Even thought Teresa had never met her uncle before, and moved by the love she had for Trina, she decides to write him a letter offering her condolences. The letter turns out so alluringly beautiful that he rapidly falls in love and writes back. The letters go back and forth for a year as their love flourishes sentence by sentence. With every letter he is hocked by her charm; that is how Teresa finally chanced upon her soul mate: through mail. Among the lasts letters was a marriage certificate that they both signed.

As a result she moves to Margarita Island, with her now ten year old son, to meet her husband for the first time and to raise Edilia and her half sister Elda who was the fruit of Pedro's marriage to Trina. Then they go on to have six lovely kids together (Maria, Guillermo, Pedro, Alice, Alberto, and Homero). Pedro was a military man; he ran his house as he did his troops. With an overflow of order and propriety, he demanded that his kids were well dressed at all times and discouraged any time of conversation at the table. While Teresa was immensely kind, she dedicated the rest of her life to help the sick in her new home town, and in more than one occasion when her daughters Alice and Maria were missing some of their favorite clothes, Teresa had donated it to the poor insisting that they already had too much and others needed it more than they did.

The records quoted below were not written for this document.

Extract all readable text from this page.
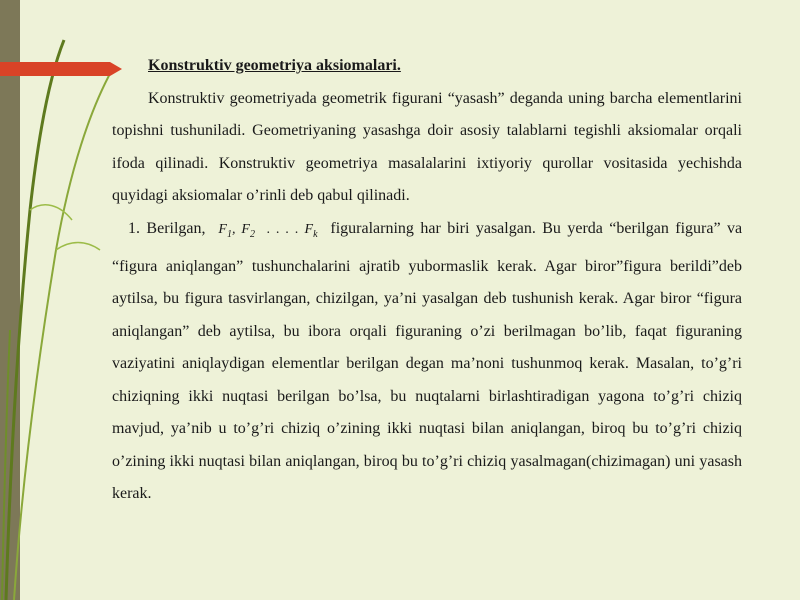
Konstruktiv geometriya aksiomalari.

Konstruktiv geometriyada geometrik figurani “yasash” deganda uning barcha elementlarini topishni tushuniladi. Geometriyaning yasashga doir asosiy talablarni tegishli aksiomalar orqali ifoda qilinadi. Konstruktiv geometriya masalalarini ixtiyoriy qurollar vositasida yechishda quyidagi aksiomalar o’rinli deb qabul qilinadi.

1. Berilgan, $F_1$, $F_2$ . . . . $F_k$ figuralarning har biri yasalgan. Bu yerda “berilgan figura” va “figura aniqlangan” tushunchalarini ajratib yubormaslik kerak. Agar biror”figura berildi”deb aytilsa, bu figura tasvirlangan, chizilgan, ya’ni yasalgan deb tushunish kerak. Agar biror “figura aniqlangan” deb aytilsa, bu ibora orqali figuraning o’zi berilmagan bo’lib, faqat figuraning vaziyatini aniqlaydigan elementlar berilgan degan ma’noni tushunmoq kerak. Masalan, to’g’ri chiziqning ikki nuqtasi berilgan bo’lsa, bu nuqtalarni birlashtiradigan yagona to’g’ri chiziq mavjud, ya’nib u to’g’ri chiziq o’zining ikki nuqtasi bilan aniqlangan, biroq bu to’g’ri chiziq o’zining ikki nuqtasi bilan aniqlangan, biroq bu to’g’ri chiziq yasalmagan(chizimagan) uni yasash kerak.
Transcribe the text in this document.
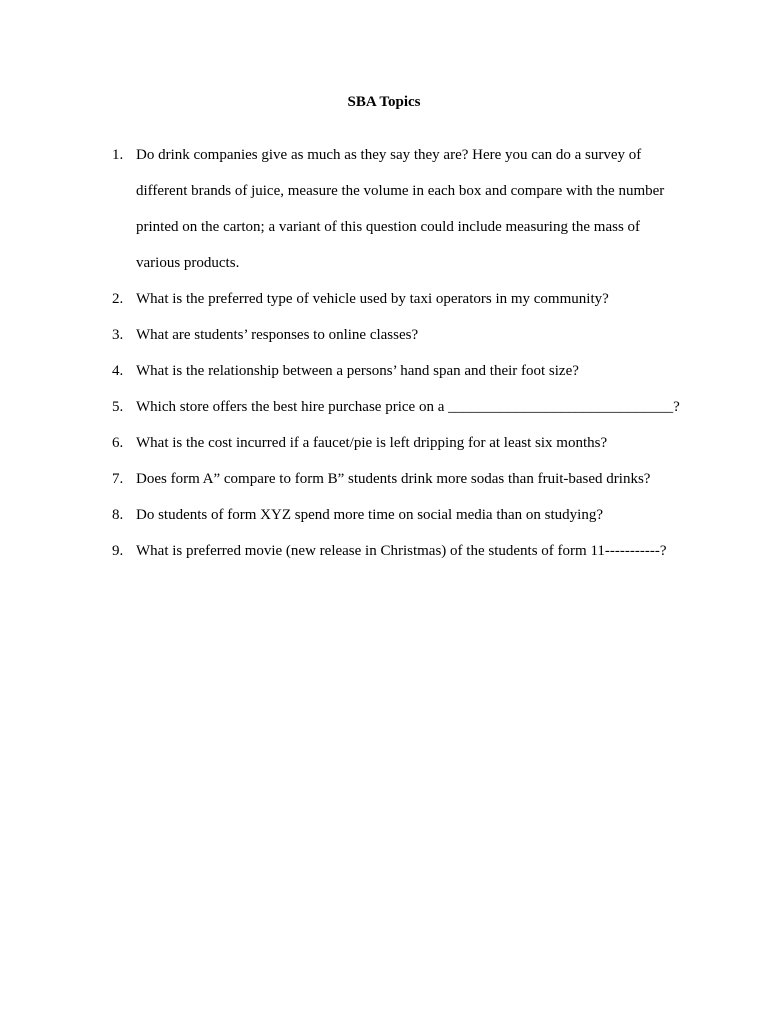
SBA Topics
1. Do drink companies give as much as they say they are? Here you can do a survey of different brands of juice, measure the volume in each box and compare with the number printed on the carton; a variant of this question could include measuring the mass of various products.
2. What is the preferred type of vehicle used by taxi operators in my community?
3. What are students’ responses to online classes?
4. What is the relationship between a persons’ hand span and their foot size?
5. Which store offers the best hire purchase price on a ______________________________?
6. What is the cost incurred if a faucet/pie is left dripping for at least six months?
7. Does form A” compare to form B” students drink more sodas than fruit-based drinks?
8. Do students of form XYZ spend more time on social media than on studying?
9. What is preferred movie (new release in Christmas) of the students of form 11-----------?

I was introduced to this story by: Maria Margarita Leal Protzel
Married to Harry Michael
Born in Fort Benning, Georgia March 27, 51
Lives in Weston, Florida
Common ancestor: Teresa Torres Bello

                                                                            



Alberto Jose, one of the six Leal Torres kids became a military man as his father, and posted to Peru, married a local girl named Lita, and had a daughter named Margarita Leal; and Teresa's eldest son (the one she had before her marriage) is my great-grandfather.


Thursday, September 9, 2010

My roots

Naturally, I will start from the beginning. 
In this post I will track down my past relatives in order to come up with relatives in the present. The first way I can think to do this is to compile some of my last names which I organized by making this chart.

Any other suggestions to help me in the pursuit of my goal are very much welcomed.

Wednesday, September 8, 2010

The Topic

I have a confession to make. I didn’t really choose a topic for this blog. Instead I created a source, a source where I can possibly get any theme imaginable.
My plan is to contact relatives of mine and hope they will provide me with something interesting to blog about.I will examine my family tree (no, not the parochial view of it, but a much wider version), and talk about its various branches, either those of witch I’ve known of all my life or some I never could have imagined existed, which can date back multiple generations or the exact opposite.
This means that I have an extremely wide variety of people to choose from and when I do, I plan to blog on something, anything, which either remotely or completely relates to them. It could be about an interesting hobby, a place they live or have lived, their occupation, an interesting story, their pets, or their culture, along with other themes I hope to come up with in the process.